Heilmann l’approuva d’un signe de tête et il se lança dans une autre anecdote. Le général O’Toole s’esquiva dans un des refuges de son esprit, confronté au rapport existant entre ce qui était stocké dans la soute de l’appareil militaire et un nuage fongiforme autrefois vu dans le Pacifique…
Ce fut Francesca qui le ramena au présent.
— Vous recevez un appel urgent sur votre ligne privée, Michael, lui dit-elle. Le président Bothwell s’adressera à vous dans cinq minutes.
Les conversations s’interrompirent tout autour de la table.
— Mazette ! s’exclama Janos en souriant. Vous avez de sacrées relations. Ce n’est pas à moi que Bothwell le Cogneur passerait un coup de fil.
Le général O’Toole les pria de l’excuser et regagna sa cabine. Il doit savoir, se dit-il en attendant avec impatience que la liaison fût établie. Mais c’est normal. N’est-il pas le président des États-Unis d’Amérique ?
O’Toole était depuis toujours un grand amateur de baseball, avec une nette préférence pour les Red Sox de Boston. En 2141 les faillites du Grand Chaos avaient sonné le glas de ce sport, mais les championnats avaient repris seulement quatre ans plus tard. En 2148, à l’âge de six ans, il avait accompagné son père au Fenway Dome où les Red Sox affrontaient les Havana Hurricanes. Et cette rencontre avait été à l’origine d’une passion qui n’avait fait depuis que se renforcer.
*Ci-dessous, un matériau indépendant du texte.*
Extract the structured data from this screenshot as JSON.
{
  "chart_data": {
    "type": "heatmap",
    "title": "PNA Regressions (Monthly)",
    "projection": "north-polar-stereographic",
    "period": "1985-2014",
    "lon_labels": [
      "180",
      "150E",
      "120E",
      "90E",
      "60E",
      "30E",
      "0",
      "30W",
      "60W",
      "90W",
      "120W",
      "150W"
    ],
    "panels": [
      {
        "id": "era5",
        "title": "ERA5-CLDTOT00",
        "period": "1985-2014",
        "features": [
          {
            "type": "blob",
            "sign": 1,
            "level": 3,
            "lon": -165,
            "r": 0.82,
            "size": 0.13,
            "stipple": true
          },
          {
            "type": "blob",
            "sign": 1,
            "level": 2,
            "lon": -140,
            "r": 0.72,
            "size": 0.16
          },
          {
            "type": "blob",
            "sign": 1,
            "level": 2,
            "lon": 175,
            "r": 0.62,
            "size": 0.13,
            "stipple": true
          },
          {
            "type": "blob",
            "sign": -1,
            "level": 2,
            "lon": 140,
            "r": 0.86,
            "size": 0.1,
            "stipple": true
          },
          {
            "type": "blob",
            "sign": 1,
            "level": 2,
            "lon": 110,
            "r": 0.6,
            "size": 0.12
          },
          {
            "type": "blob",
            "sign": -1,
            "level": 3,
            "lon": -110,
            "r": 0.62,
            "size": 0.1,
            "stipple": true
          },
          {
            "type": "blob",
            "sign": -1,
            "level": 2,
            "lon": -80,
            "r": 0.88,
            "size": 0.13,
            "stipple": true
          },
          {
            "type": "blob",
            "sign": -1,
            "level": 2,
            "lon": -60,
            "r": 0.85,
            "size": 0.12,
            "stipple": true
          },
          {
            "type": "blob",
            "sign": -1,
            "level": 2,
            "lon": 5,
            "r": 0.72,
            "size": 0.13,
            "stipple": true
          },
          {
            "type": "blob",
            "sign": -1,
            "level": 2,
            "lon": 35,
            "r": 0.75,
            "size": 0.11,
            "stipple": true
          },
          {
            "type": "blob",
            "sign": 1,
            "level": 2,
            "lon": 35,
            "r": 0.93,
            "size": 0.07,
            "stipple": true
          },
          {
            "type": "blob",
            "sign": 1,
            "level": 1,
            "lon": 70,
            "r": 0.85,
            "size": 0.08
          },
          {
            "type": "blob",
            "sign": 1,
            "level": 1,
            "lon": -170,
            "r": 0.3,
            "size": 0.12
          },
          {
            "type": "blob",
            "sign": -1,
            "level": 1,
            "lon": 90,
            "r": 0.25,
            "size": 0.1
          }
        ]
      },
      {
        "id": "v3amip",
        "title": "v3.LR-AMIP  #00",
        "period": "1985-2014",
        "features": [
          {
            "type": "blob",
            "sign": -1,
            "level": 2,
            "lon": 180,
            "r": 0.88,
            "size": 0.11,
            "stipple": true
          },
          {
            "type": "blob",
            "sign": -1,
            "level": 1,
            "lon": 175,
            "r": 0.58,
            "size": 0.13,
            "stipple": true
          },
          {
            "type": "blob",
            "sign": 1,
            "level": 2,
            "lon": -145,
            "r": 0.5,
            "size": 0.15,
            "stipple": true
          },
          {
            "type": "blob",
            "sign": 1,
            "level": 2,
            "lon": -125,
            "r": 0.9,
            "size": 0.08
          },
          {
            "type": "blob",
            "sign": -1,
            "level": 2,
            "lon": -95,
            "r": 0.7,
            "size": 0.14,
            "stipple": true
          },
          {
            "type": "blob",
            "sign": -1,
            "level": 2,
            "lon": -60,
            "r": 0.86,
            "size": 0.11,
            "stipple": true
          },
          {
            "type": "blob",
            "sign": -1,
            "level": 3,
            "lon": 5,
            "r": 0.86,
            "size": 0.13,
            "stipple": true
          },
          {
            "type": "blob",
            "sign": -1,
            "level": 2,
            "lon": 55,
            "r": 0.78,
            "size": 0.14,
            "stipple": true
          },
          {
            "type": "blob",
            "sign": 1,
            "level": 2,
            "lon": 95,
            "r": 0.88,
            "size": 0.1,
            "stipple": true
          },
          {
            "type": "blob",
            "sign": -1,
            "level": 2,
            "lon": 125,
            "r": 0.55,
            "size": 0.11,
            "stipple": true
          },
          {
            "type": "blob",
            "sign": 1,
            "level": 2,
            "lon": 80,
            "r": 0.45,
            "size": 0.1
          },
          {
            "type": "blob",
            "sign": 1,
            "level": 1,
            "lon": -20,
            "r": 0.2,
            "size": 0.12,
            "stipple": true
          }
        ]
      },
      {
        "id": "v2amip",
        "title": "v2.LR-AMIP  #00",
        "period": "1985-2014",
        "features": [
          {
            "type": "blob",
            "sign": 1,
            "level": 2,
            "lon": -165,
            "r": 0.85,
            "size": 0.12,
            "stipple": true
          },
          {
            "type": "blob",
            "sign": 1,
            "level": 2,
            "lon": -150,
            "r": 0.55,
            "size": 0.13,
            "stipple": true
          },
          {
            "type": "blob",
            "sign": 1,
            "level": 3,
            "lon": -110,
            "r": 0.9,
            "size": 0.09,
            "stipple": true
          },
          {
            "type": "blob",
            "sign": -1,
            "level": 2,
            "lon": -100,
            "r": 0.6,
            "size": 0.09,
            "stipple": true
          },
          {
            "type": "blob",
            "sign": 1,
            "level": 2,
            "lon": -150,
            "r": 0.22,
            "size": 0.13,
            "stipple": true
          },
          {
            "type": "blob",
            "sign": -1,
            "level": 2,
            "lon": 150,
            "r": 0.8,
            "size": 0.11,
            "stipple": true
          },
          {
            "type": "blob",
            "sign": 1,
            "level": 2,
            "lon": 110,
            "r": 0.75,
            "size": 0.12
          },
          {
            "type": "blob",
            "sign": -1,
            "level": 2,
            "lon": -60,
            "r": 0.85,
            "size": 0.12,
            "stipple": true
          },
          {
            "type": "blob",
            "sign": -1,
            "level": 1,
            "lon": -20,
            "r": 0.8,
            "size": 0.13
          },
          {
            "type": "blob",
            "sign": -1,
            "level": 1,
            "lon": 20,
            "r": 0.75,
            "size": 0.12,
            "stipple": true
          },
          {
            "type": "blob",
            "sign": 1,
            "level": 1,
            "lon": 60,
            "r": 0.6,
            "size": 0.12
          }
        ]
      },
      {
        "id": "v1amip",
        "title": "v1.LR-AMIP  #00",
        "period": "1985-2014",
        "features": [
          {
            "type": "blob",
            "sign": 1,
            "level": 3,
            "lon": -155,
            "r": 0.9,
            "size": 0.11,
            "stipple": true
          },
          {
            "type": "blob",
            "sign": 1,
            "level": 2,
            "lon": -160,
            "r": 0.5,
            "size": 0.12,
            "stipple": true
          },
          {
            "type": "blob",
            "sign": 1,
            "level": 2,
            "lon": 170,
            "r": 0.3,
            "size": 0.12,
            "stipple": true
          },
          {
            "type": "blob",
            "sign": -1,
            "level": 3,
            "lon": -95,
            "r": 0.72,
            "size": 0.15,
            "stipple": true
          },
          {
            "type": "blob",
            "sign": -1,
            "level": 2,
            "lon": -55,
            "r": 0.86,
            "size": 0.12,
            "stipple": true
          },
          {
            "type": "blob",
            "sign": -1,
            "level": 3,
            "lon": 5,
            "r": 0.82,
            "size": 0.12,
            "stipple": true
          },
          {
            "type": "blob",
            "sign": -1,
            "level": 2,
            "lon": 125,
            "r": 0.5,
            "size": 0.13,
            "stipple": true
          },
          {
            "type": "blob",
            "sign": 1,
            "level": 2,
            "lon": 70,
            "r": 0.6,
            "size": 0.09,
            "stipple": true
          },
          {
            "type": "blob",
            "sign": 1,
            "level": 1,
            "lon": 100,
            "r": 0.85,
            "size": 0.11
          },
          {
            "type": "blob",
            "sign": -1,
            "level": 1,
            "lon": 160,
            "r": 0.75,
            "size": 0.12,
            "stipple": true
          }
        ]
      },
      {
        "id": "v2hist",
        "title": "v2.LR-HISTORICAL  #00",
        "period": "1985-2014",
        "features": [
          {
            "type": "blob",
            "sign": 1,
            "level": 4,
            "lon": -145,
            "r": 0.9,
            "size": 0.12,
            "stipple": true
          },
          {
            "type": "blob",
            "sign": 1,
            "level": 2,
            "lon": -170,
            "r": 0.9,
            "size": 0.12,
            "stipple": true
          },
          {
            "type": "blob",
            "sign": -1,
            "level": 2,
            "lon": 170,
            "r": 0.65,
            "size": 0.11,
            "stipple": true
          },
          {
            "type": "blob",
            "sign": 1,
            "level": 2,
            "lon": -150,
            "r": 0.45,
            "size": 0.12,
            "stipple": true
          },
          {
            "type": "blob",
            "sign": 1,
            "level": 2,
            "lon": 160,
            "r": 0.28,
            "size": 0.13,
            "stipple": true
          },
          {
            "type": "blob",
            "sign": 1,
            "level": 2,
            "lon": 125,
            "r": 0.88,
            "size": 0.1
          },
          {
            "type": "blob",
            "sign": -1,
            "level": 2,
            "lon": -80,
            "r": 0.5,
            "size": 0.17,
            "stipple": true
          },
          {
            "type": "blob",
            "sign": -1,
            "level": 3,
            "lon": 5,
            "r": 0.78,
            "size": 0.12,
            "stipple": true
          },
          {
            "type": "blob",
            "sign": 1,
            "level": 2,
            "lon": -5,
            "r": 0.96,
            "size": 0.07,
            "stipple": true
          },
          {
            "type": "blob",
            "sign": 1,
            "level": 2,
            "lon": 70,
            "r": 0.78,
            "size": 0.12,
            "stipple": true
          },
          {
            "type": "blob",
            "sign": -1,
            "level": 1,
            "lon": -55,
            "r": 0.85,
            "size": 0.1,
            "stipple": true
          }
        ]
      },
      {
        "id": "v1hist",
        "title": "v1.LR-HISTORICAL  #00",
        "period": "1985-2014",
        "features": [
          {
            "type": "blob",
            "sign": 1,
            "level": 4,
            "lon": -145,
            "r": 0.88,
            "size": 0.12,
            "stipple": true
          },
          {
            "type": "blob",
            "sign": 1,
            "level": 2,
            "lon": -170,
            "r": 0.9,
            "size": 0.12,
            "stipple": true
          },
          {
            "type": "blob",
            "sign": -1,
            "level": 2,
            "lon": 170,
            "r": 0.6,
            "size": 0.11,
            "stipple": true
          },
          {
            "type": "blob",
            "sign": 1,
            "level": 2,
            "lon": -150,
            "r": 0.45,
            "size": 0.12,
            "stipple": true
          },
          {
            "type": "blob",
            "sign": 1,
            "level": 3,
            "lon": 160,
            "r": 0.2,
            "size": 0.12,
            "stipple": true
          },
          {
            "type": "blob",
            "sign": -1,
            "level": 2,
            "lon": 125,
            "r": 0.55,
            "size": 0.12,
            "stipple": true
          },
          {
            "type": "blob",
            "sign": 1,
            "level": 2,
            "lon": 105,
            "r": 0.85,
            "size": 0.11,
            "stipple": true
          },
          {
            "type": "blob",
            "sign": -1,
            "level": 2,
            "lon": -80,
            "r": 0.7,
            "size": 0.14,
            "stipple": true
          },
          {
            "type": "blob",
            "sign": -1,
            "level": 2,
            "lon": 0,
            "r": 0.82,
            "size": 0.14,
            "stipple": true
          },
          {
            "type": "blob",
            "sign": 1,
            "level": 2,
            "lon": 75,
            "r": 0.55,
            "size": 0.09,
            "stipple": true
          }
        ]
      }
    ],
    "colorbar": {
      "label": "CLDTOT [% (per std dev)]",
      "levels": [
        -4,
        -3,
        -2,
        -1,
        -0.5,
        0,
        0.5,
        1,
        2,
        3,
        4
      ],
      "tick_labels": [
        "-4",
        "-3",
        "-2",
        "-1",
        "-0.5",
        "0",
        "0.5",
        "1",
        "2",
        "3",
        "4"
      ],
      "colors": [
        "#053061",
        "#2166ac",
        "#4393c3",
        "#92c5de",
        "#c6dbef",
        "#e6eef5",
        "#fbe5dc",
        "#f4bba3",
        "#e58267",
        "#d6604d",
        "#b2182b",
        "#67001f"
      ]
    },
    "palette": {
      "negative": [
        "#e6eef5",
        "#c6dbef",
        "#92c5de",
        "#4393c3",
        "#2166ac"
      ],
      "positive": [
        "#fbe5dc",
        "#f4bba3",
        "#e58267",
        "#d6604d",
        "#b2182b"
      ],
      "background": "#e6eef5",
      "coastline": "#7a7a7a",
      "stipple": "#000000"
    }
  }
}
Sherman Bothwell, un premier base gaucher qui avait joué dans l’équipe des Red Sox de 2172 à 2187, était devenu très célèbre. Sa simplicité et le goût démodé du travail bien fait de ce natif du Missouri étaient aussi exceptionnels que ses cinq cent vingt-sept tours des bases complets réussis pendant ses seize années passées dans ce grand club. Sa carrière avait connu une fin brutale quand sa femme était morte dans un accident nautique. L’abnégation dont il avait ensuite fait preuve pour élever ses enfants avait suscité une admiration unanime.
Trois ans plus tard, quand il avait épousé Linda Black, la fille préférée du gouverneur du Texas, nombreux étaient ceux qui pensaient qu’il envisageait de faire une carrière politique. Son ascension avait été rapide. Premier adjoint du gouverneur, puis gouverneur et candidat aux élections présidentielles, il avait été porté à la Maison-Blanche par un raz de marée de suffrages en 2196 et les spécialistes prévoyaient qu’il battrait à plate couture le candidat des conservateurs chrétiens lors des prochaines élections de 2200.
— Allô, général O’Toole, dit en souriant l’homme en costume bleu qui apparut sur l’écran. Je suis Sherman Bothwell, votre président.
Il n’utilisait pas de notes et se penchait en avant dans son fauteuil, coudes posés sur ses cuisses et mains jointes devant lui. Il s’adressait à O’Toole comme s’ils étaient assis dans le même salon.
— Depuis votre départ, j’ai suivi le déroulement de la mission Newton avec un vif intérêt – comme d’ailleurs tous les membres de ma famille, dont Linda et nos quatre enfants – mais mon attention a été encore plus grande ces dernières semaines, alors que des tragédies endeuillaient votre équipe. Seigneur, qui aurait pu supposer qu’une chose telle que Rama pouvait exister ? C’est vraiment stupéfiant…
« Mais j’ai appris par nos représentants auprès du C.D.G. qu’on vous a donné l’ordre de détruire ce vaisseau. Je sais qu’une telle décision n’a pas été prise à la légère et que de lourdes responsabilités pèsent désormais sur vos épaules, mais je suis convaincu que cette option est la meilleure.